Op 3 november 2017 heeft de Rechtbank Amsterdam uitspraak gedaan in een zaak betreffende de afwijzing van een aanvraag om financiële tegemoetkoming op grond van de Regeling tegemoetkoming meerkosten (Rtm) door de gemeente Amsterdam. Eiseres, die in een instelling verblijft, had eerder een tegemoetkoming ontvangen voor meerkosten in verband met haar chronische ziekten. De gemeente beëindigde deze tegemoetkoming per 1 oktober 2016, met als reden dat eiseres niet meer voldeed aan de voorwaarden voor de Rtm, aangezien zij in een instelling verbleef die gefinancierd werd vanuit de Wet langdurige zorg (Wlz). Eiseres stelde dat zij nog steeds extra kosten maakte die niet door de instelling werden gedekt, en dat zij recht had op de tegemoetkoming.

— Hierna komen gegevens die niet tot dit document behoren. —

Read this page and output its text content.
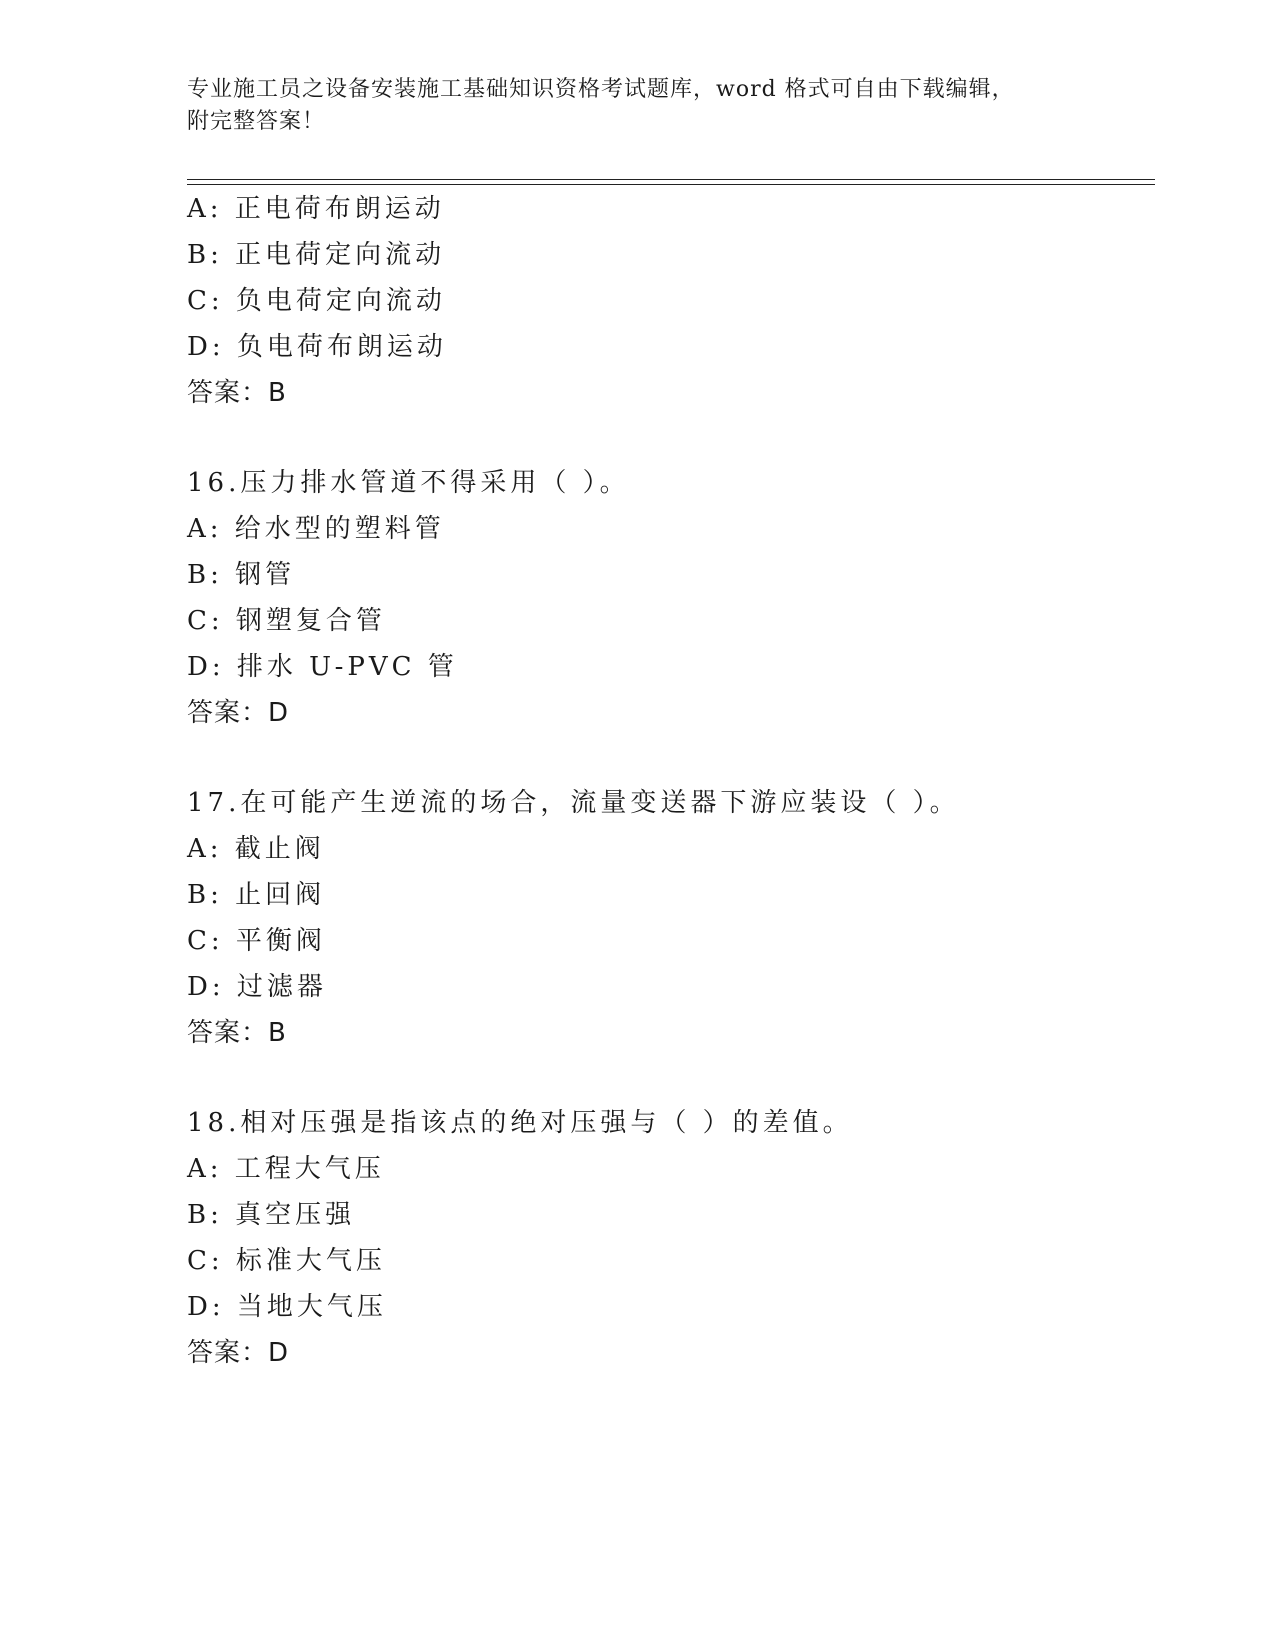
专业施工员之设备安装施工基础知识资格考试题库，word 格式可自由下载编辑，
附完整答案！
A: 正电荷布朗运动
B: 正电荷定向流动
C: 负电荷定向流动
D: 负电荷布朗运动
答案：B
16.压力排水管道不得采用（ ）。
A: 给水型的塑料管
B: 钢管
C: 钢塑复合管
D: 排水 U-PVC 管
答案：D
17.在可能产生逆流的场合，流量变送器下游应装设（ ）。
A: 截止阀
B: 止回阀
C: 平衡阀
D: 过滤器
答案：B
18.相对压强是指该点的绝对压强与（ ）的差值。
A: 工程大气压
B: 真空压强
C: 标准大气压
D: 当地大气压
答案：D
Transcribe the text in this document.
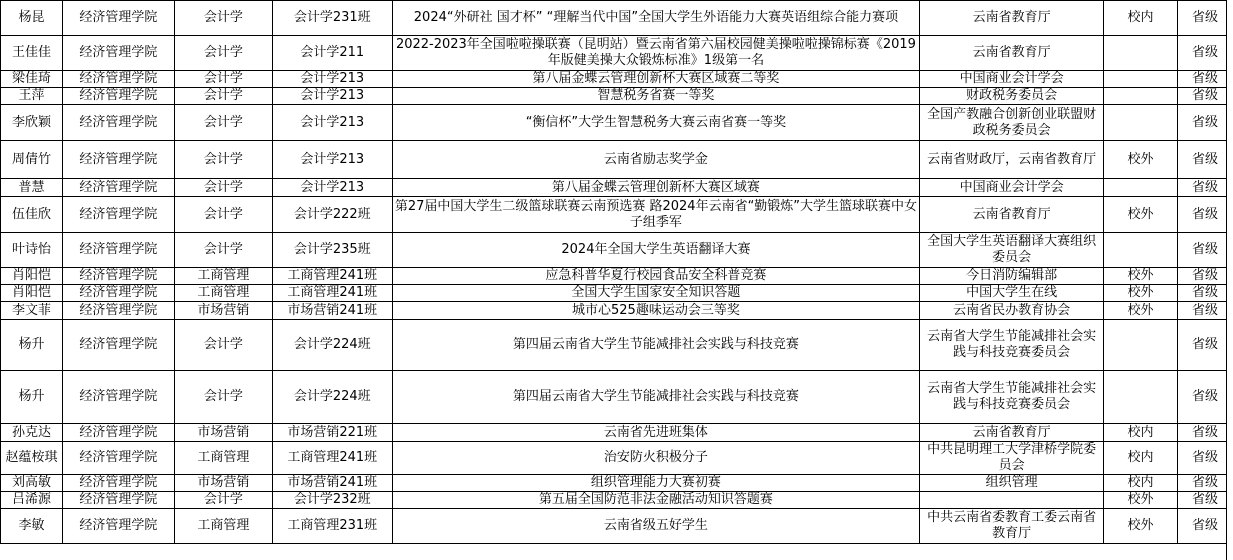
杨昆	经济管理学院	会计学	会计学231班	2024“外研社 国才杯” “理解当代中国”全国大学生外语能力大赛英语组综合能力赛项	云南省教育厅	校内	省级
王佳佳	经济管理学院	会计学	会计学211	2022-2023年全国啦啦操联赛（昆明站）暨云南省第六届校园健美操啦啦操锦标赛《2019年版健美操大众锻炼标准》1级第一名	云南省教育厅		省级
梁佳琦	经济管理学院	会计学	会计学213	第八届金蝶云管理创新杯大赛区域赛二等奖	中国商业会计学会		省级
王萍	经济管理学院	会计学	会计学213	智慧税务省赛一等奖	财政税务委员会		省级
李欣颖	经济管理学院	会计学	会计学213	“衡信杯”大学生智慧税务大赛云南省赛一等奖	全国产教融合创新创业联盟财政税务委员会		省级
周倩竹	经济管理学院	会计学	会计学213	云南省励志奖学金	云南省财政厅，云南省教育厅	校外	省级
普慧	经济管理学院	会计学	会计学213	第八届金蝶云管理创新杯大赛区域赛	中国商业会计学会		省级
伍佳欣	经济管理学院	会计学	会计学222班	第27届中国大学生二级篮球联赛云南预选赛 路2024年云南省“勤锻炼”大学生篮球联赛中女子组季军	云南省教育厅	校外	省级
叶诗怡	经济管理学院	会计学	会计学235班	2024年全国大学生英语翻译大赛	全国大学生英语翻译大赛组织委员会		省级
肖阳恺	经济管理学院	工商管理	工商管理241班	应急科普华夏行校园食品安全科普竞赛	今日消防编辑部	校外	省级
肖阳恺	经济管理学院	工商管理	工商管理241班	全国大学生国家安全知识答题	中国大学生在线	校外	省级
李文菲	经济管理学院	市场营销	市场营销241班	城市心525趣味运动会三等奖	云南省民办教育协会	校外	省级
杨升	经济管理学院	会计学	会计学224班	第四届云南省大学生节能减排社会实践与科技竞赛	云南省大学生节能减排社会实践与科技竞赛委员会		省级
杨升	经济管理学院	会计学	会计学224班	第四届云南省大学生节能减排社会实践与科技竞赛	云南省大学生节能减排社会实践与科技竞赛委员会		省级
孙克达	经济管理学院	市场营销	市场营销221班	云南省先进班集体	云南省教育厅	校内	省级
赵蕴桉琪	经济管理学院	工商管理	工商管理241班	治安防火积极分子	中共昆明理工大学津桥学院委员会	校内	省级
刘高敏	经济管理学院	市场营销	市场营销241班	组织管理能力大赛初赛	组织管理	校内	省级
吕浠源	经济管理学院	会计学	会计学232班	第五届全国防范非法金融活动知识答题赛		校外	省级
李敏	经济管理学院	工商管理	工商管理231班	云南省级五好学生	中共云南省委教育工委云南省教育厅	校外	省级
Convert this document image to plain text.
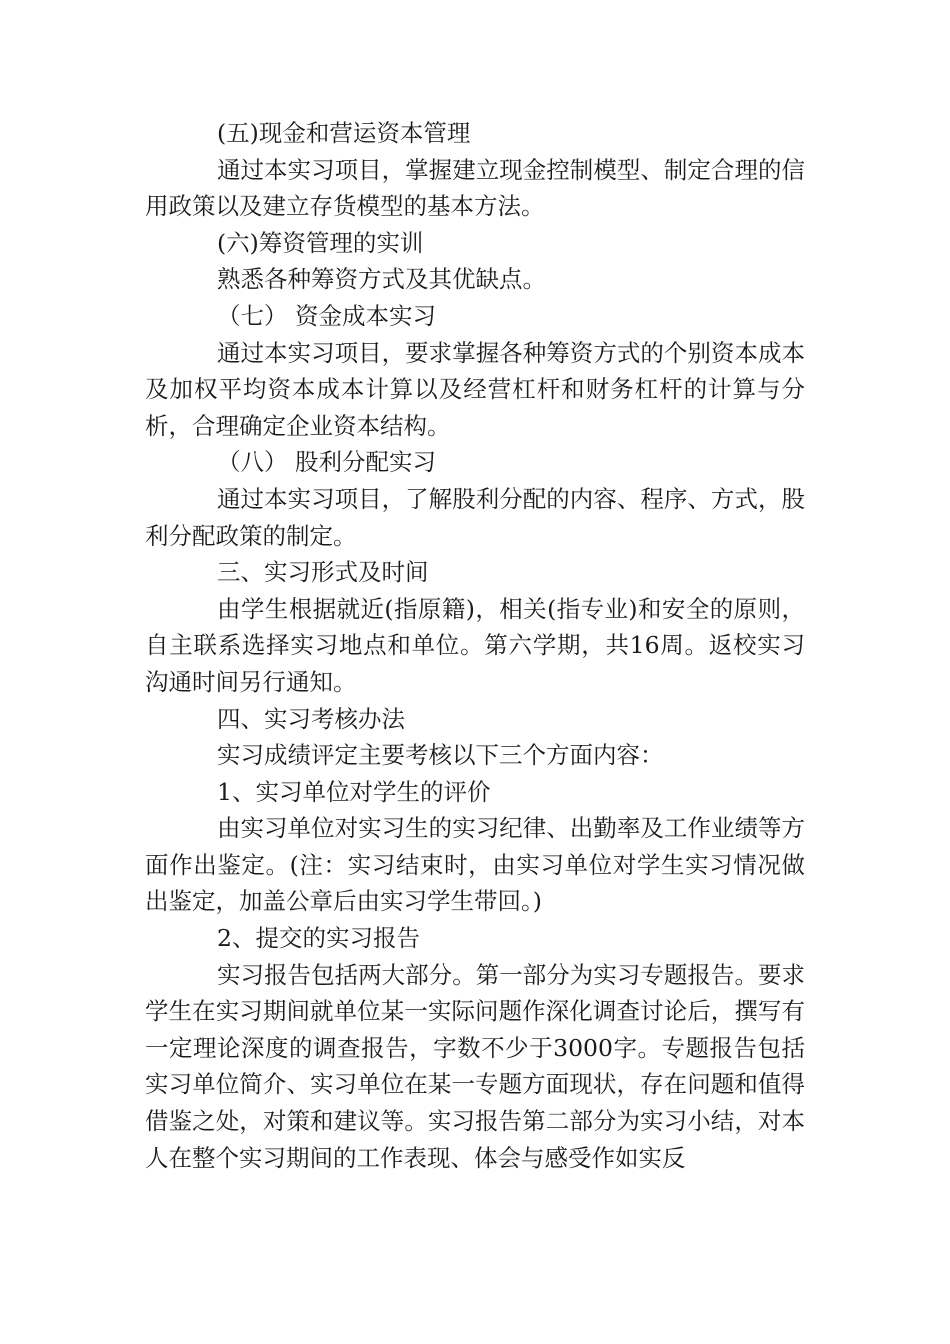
(五)现金和营运资本管理

通过本实习项目，掌握建立现金控制模型、制定合理的信用政策以及建立存货模型的基本方法。

(六)筹资管理的实训

熟悉各种筹资方式及其优缺点。

（七） 资金成本实习

通过本实习项目，要求掌握各种筹资方式的个别资本成本及加权平均资本成本计算以及经营杠杆和财务杠杆的计算与分析，合理确定企业资本结构。

（八） 股利分配实习

通过本实习项目，了解股利分配的内容、程序、方式，股利分配政策的制定。

三、实习形式及时间

由学生根据就近(指原籍)，相关(指专业)和安全的原则，自主联系选择实习地点和单位。第六学期，共16周。返校实习沟通时间另行通知。

四、实习考核办法

实习成绩评定主要考核以下三个方面内容：

1、实习单位对学生的评价

由实习单位对实习生的实习纪律、出勤率及工作业绩等方面作出鉴定。(注：实习结束时，由实习单位对学生实习情况做出鉴定，加盖公章后由实习学生带回。)

2、提交的实习报告

实习报告包括两大部分。第一部分为实习专题报告。要求学生在实习期间就单位某一实际问题作深化调查讨论后，撰写有一定理论深度的调查报告，字数不少于3000字。专题报告包括实习单位简介、实习单位在某一专题方面现状，存在问题和值得借鉴之处，对策和建议等。实习报告第二部分为实习小结，对本人在整个实习期间的工作表现、体会与感受作如实反
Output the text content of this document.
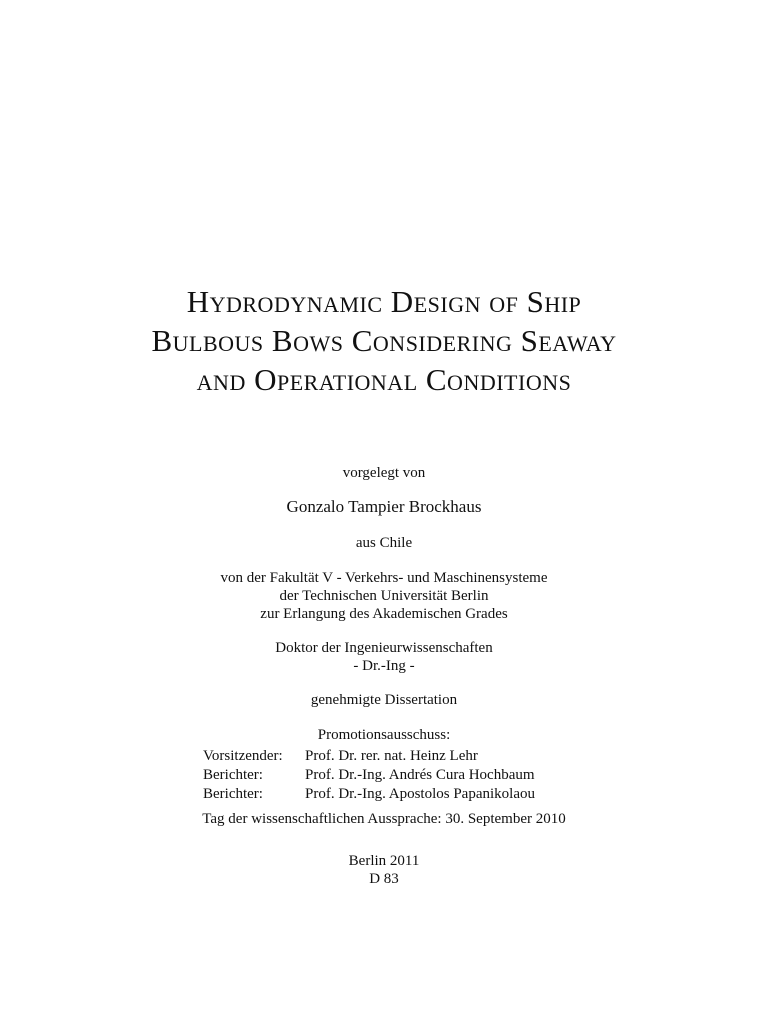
Hydrodynamic Design of Ship
Bulbous Bows Considering Seaway
and Operational Conditions
vorgelegt von
Gonzalo Tampier Brockhaus
aus Chile
von der Fakultät V - Verkehrs- und Maschinensysteme
der Technischen Universität Berlin
zur Erlangung des Akademischen Grades
Doktor der Ingenieurwissenschaften
- Dr.-Ing -
genehmigte Dissertation
Promotionsausschuss:
Vorsitzender:	Prof. Dr. rer. nat. Heinz Lehr
Berichter:	Prof. Dr.-Ing. Andrés Cura Hochbaum
Berichter:	Prof. Dr.-Ing. Apostolos Papanikolaou
Tag der wissenschaftlichen Aussprache: 30. September 2010
Berlin 2011
D 83
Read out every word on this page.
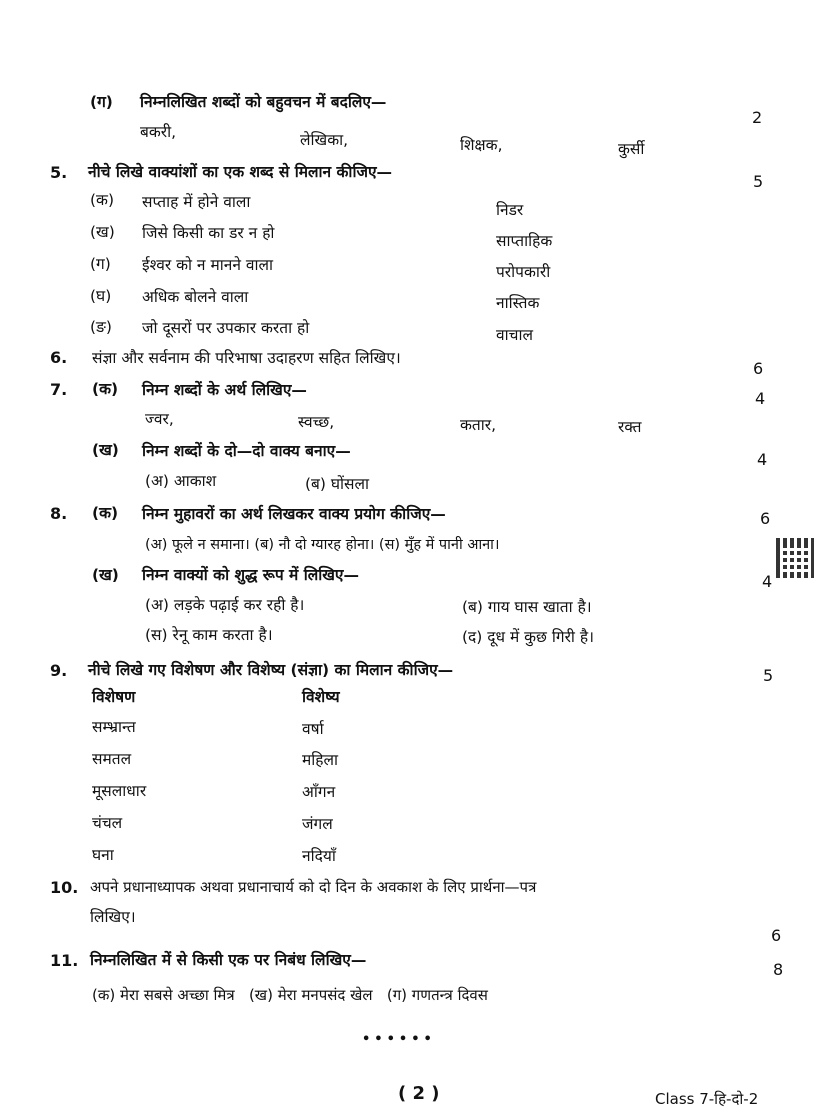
(ग) निम्नलिखित शब्दों को बहुवचन में बदलिए—
2
बकरी,	लेखिका,	शिक्षक,	कुर्सी
5. नीचे लिखे वाक्यांशों का एक शब्द से मिलान कीजिए—	5
(क) सप्ताह में होने वाला	निडर
(ख) जिसे किसी का डर न हो	साप्ताहिक
(ग) ईश्वर को न मानने वाला	परोपकारी
(घ) अधिक बोलने वाला	नास्तिक
(ङ) जो दूसरों पर उपकार करता हो	वाचाल
6. संज्ञा और सर्वनाम की परिभाषा उदाहरण सहित लिखिए।
6
7. (क) निम्न शब्दों के अर्थ लिखिए—	4
ज्वर,	स्वच्छ,	कतार,	रक्त
(ख) निम्न शब्दों के दो—दो वाक्य बनाए—	4
(अ) आकाश	(ब) घोंसला
8. (क) निम्न मुहावरों का अर्थ लिखकर वाक्य प्रयोग कीजिए—	6
(अ) फूले न समाना। (ब) नौ दो ग्यारह होना। (स) मुँह में पानी आना।
(ख) निम्न वाक्यों को शुद्ध रूप में लिखिए—	4
(अ) लड़के पढ़ाई कर रही है।	(ब) गाय घास खाता है।
(स) रेनू काम करता है।	(द) दूध में कुछ गिरी है।
9. नीचे लिखे गए विशेषण और विशेष्य (संज्ञा) का मिलान कीजिए—	5
विशेषण	विशेष्य
सम्भ्रान्त	वर्षा
समतल	महिला
मूसलाधार	आँगन
चंचल	जंगल
घना	नदियाँ
10. अपने प्रधानाध्यापक अथवा प्रधानाचार्य को दो दिन के अवकाश के लिए प्रार्थना—पत्र
लिखिए।
6
11. निम्नलिखित में से किसी एक पर निबंध लिखिए—	8
(क) मेरा सबसे अच्छा मित्र   (ख) मेरा मनपसंद खेल   (ग) गणतन्त्र दिवस
••••••
( 2 )	Class 7-हि-दो-2
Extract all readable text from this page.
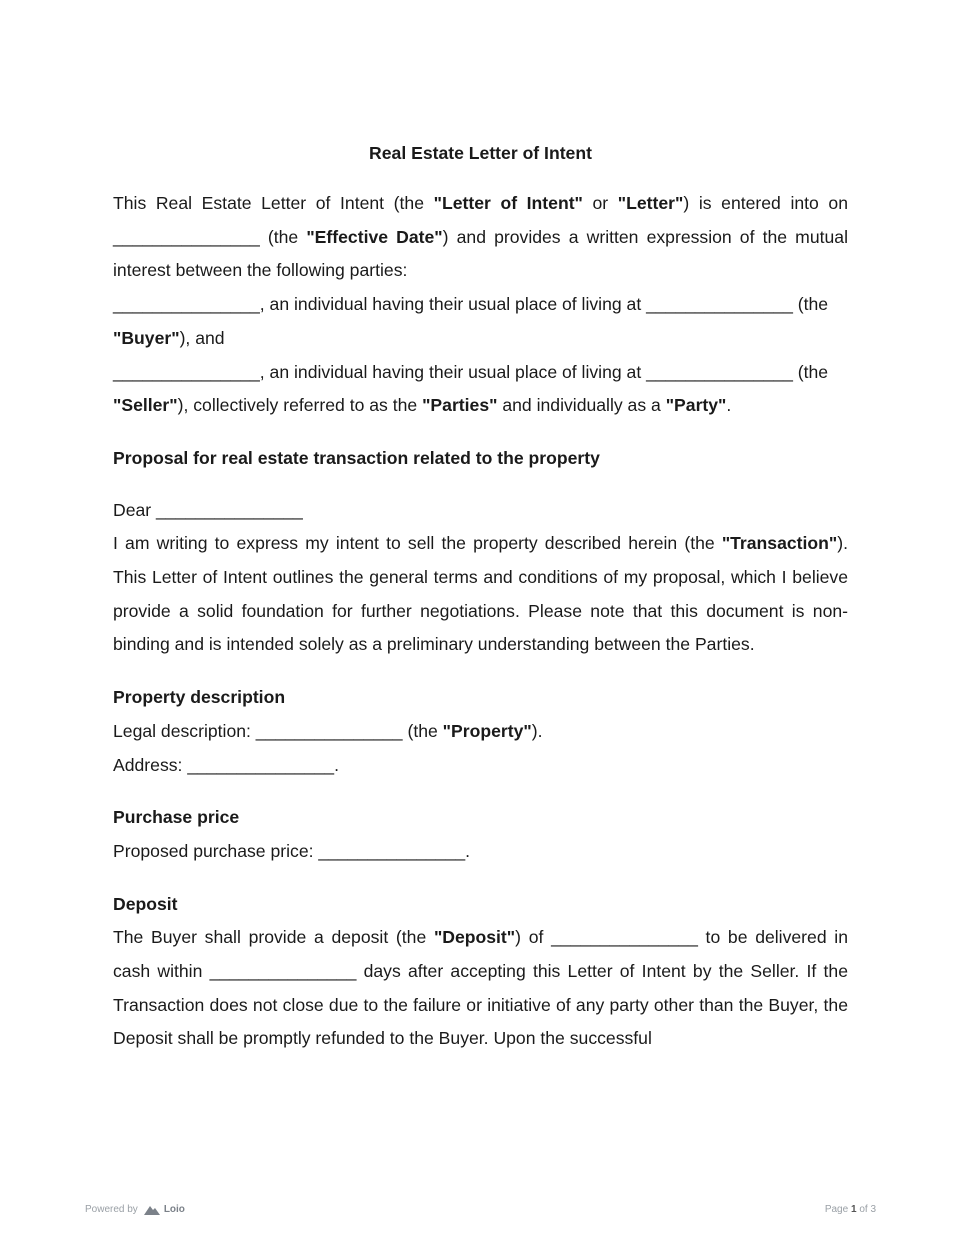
Real Estate Letter of Intent

This Real Estate Letter of Intent (the "Letter of Intent" or "Letter") is entered into on _______________ (the "Effective Date") and provides a written expression of the mutual interest between the following parties:

_______________, an individual having their usual place of living at _______________ (the "Buyer"), and

_______________, an individual having their usual place of living at _______________ (the "Seller"), collectively referred to as the "Parties" and individually as a "Party".

Proposal for real estate transaction related to the property

Dear _______________

I am writing to express my intent to sell the property described herein (the "Transaction"). This Letter of Intent outlines the general terms and conditions of my proposal, which I believe provide a solid foundation for further negotiations. Please note that this document is non-binding and is intended solely as a preliminary understanding between the Parties.

Property description

Legal description: _______________ (the "Property").

Address: _______________.

Purchase price

Proposed purchase price: _______________.

Deposit

The Buyer shall provide a deposit (the "Deposit") of _______________ to be delivered in cash within _______________ days after accepting this Letter of Intent by the Seller. If the Transaction does not close due to the failure or initiative of any party other than the Buyer, the Deposit shall be promptly refunded to the Buyer. Upon the successful

Powered by	Loio	Page 1 of 3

De rechtbank oordeelde dat de gemeente de financiële tegemoetkoming ten onrechte als maatwerkvoorziening had aangemerkt, omdat de Wmo 2015 hiervoor geen grondslag biedt. De rechtbank verwees naar de wetgeving die bepaalt dat de verordeningsplicht voor maatwerkvoorzieningen en de verordeningsbevoegdheid voor financiële tegemoetkomingen apart zijn geregeld. De rechtbank vernietigde het bestreden besluit voor zover het de afwijzing van de aanvraag betrof, maar liet de beëindiging van de eerder toegekende tegemoetkoming in stand, omdat eiseres op dat moment in een instelling verbleef en niet voldeed aan de voorwaarden voor de Rtm. De rechtbank concludeerde dat de gemeente in redelijkheid gebruik had kunnen maken van haar bevoegdheid om de tegemoetkoming in te trekken, en dat er geen bijzondere omstandigheden waren die een afwijking van het beleid rechtvaardigden.
De uitspraak benadrukt de scheiding tussen de Wmo 2015 en de Wlz, en de voorwaarden waaronder financiële tegemoetkomingen kunnen worden verstrekt aan cliënten met chronische ziekten of beperkingen. De rechtbank heeft bepaald dat de gemeente het door eiseres betaalde griffierecht moet vergoeden, maar dat er geen aanleiding was voor een proceskostenveroordeling.